By Vicky Anscombe on 19 February 2015

Your home is your sanctuary, and you want to keep it - and your belongings - safe and protected. 

Well, that's where we come in - our home insurance is top dog, and we'll make sure that the things that matter to you are looked after.

However, what about all the little everyday irritations which you can deal with without our help? We've compiled a list of the most annoying gripes householders face every day, and the best ways to solve them. 

Red wine stains: Firstly, blot the stain as much as possible, but don't rub it, and make sure you're using super-absorbent paper towel, not a tea towel. Pour cold water onto the stain and soak up the excess, diluting the stain as much as possible. Then, make a paste of one part baking soda to three parts water; mix it well, and apply to the stain. Make sure you apply the paste to the edges. When it's dried, hoover the dried baking powder up, and the carpet should be as good as new. If you can still see the stain, apply more baking soda paste or carpet cleaner, allow to dry, and hoover. Repeat until the stain is gone.

Creaky chipboard floorboards in new-build houses: Creaking chipboard floors are common in houses built since the Eighties. As a rule, chipboard is not suitable for domestic flooring; it sags under its own weight, causing the joints between adjacent boards to open up, and the edges to creak. Temporary measures include sprinkling French chalk or talc into the joints, and if this doesn't work, it might be best to remove the chipboard and replace it with proper timber.

Noisy neighbours: There are multiple ways of dealing with noisy neighbours; the first is to pop round and explain what the issue is clearly and calmly. Don't be confrontational or passive-aggressive; many noisy neighbours who can't watch TV without the volume on full turn out to be elderly, deaf people who will be frightened and confused by unexpected aggression. If this doesn't work, keep dates and times of loud noise, try a second visit, and explain that if the noise doesn't stop, you'll report them to the authorities. If the noise continues, you can report your neighbours to their landlord, attend a mediation meeting or complain to the council; it's all explained on the website.
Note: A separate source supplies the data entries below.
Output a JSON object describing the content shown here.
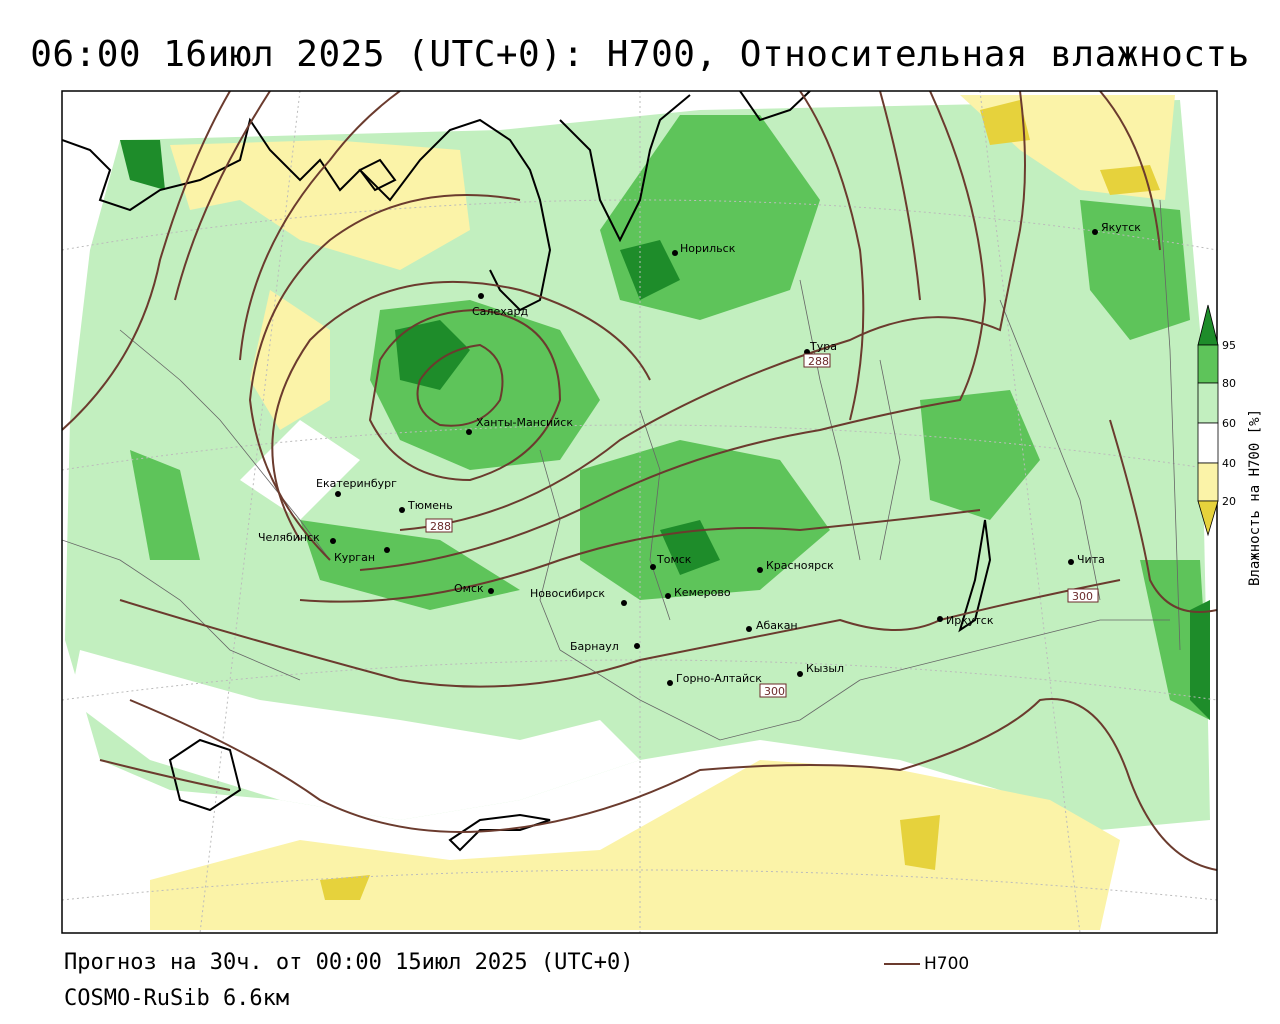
{
  "title": "06:00 16июл 2025 (UTC+0): H700, Относительная влажность",
  "footer": {
    "forecast": "Прогноз на 30ч. от 00:00 15июл 2025 (UTC+0)",
    "model": "COSMO-RuSib 6.6км",
    "legend_line_label": "H700"
  },
  "colorbar": {
    "title": "Влажность на H700 [%]",
    "ticks": [
      "95",
      "80",
      "60",
      "40",
      "20"
    ],
    "colors": {
      "c95": "#1e8c2a",
      "c80": "#5ec45a",
      "c60": "#c2efbf",
      "c40": "#ffffff",
      "c20": "#fbf3a8",
      "c10": "#e6d23c"
    }
  },
  "contour_labels": [
    "288",
    "288",
    "300",
    "300"
  ],
  "cities": [
    {
      "name": "Норильск"
    },
    {
      "name": "Якутск"
    },
    {
      "name": "Салехард"
    },
    {
      "name": "Тура"
    },
    {
      "name": "Ханты-Мансийск"
    },
    {
      "name": "Екатеринбург"
    },
    {
      "name": "Тюмень"
    },
    {
      "name": "Челябинск"
    },
    {
      "name": "Курган"
    },
    {
      "name": "Омск"
    },
    {
      "name": "Новосибирск"
    },
    {
      "name": "Томск"
    },
    {
      "name": "Кемерово"
    },
    {
      "name": "Красноярск"
    },
    {
      "name": "Барнаул"
    },
    {
      "name": "Абакан"
    },
    {
      "name": "Горно-Алтайск"
    },
    {
      "name": "Кызыл"
    },
    {
      "name": "Иркутск"
    },
    {
      "name": "Чита"
    }
  ]
}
How to remove pet hairs from clothes: Wet your hard and rub it in a downwards motion across your clothes; the hair should 'ball up' and stick to your hand. This works because the hair becomes wet and much heavier, and can't stick to your clothes due to static electricity. If you don't fancy getting wet, a velcro roller rolled across your clothes will do the job just as well; a length of sellotape wrapped around your hands and pulled tight will also remove hairs in a jiffy. Of course, lint rollers are the obvious choice - buy them in bulk if you can.

Deter thieves when you go on holiday: We looked at this last Christmas, and the good advice we gave out then still applies. From fooling wannabe-burglars into thinking you're still at home to avoiding social media updates that put your home at risk, it's all covered here.

Improve your Freeview reception: If you're suffering with dodgy pictures, freezing, clicking sounds, sound dropping out or no reception at all, firstly, check with your neighbours to see if they're experiencing the same thing. If only your TV is affected, the problem is likely to be in your TV, digital box or aerial. If other TVs are affected, it's more likely to be caused by work at your local transmitter, or possibly the weather. At this point, try restarting the Freeview box, check your TV to ensure that all leads are properly connected, and when the box has rebooted, try repositioning your aerial. Don't forget that any of these problems could be the result of a weak signal, so your aerial may need upgrading or repairing. Bad weather can also play a part; don't be surprised if sound and picture quality is reduced during high winds or storms.

Low water pressure in the shower: Go to your local DIY shop and buy a cheap replacement shower head. Look inside; you'll see a washer which constricts the water flow. Take a drill and enlarge the hole; you'll increase the flow, and the water pressure will improve. 

Mould and mildew on walls: If you spot mould in your house, treat it as soon as you can as it can cause allergic reactions and poor health. When tackling the area, make sure you wear protective eyewear, gloves, and a face mask, as contact with the spores can be harmful. Don't forget to open windows and use a fan.

Firstly, make a solution of one part bleach to three parts water, and using a stiff-bristled brush, scrub the area with the mixture. Rinse thoroughly and allow to dry.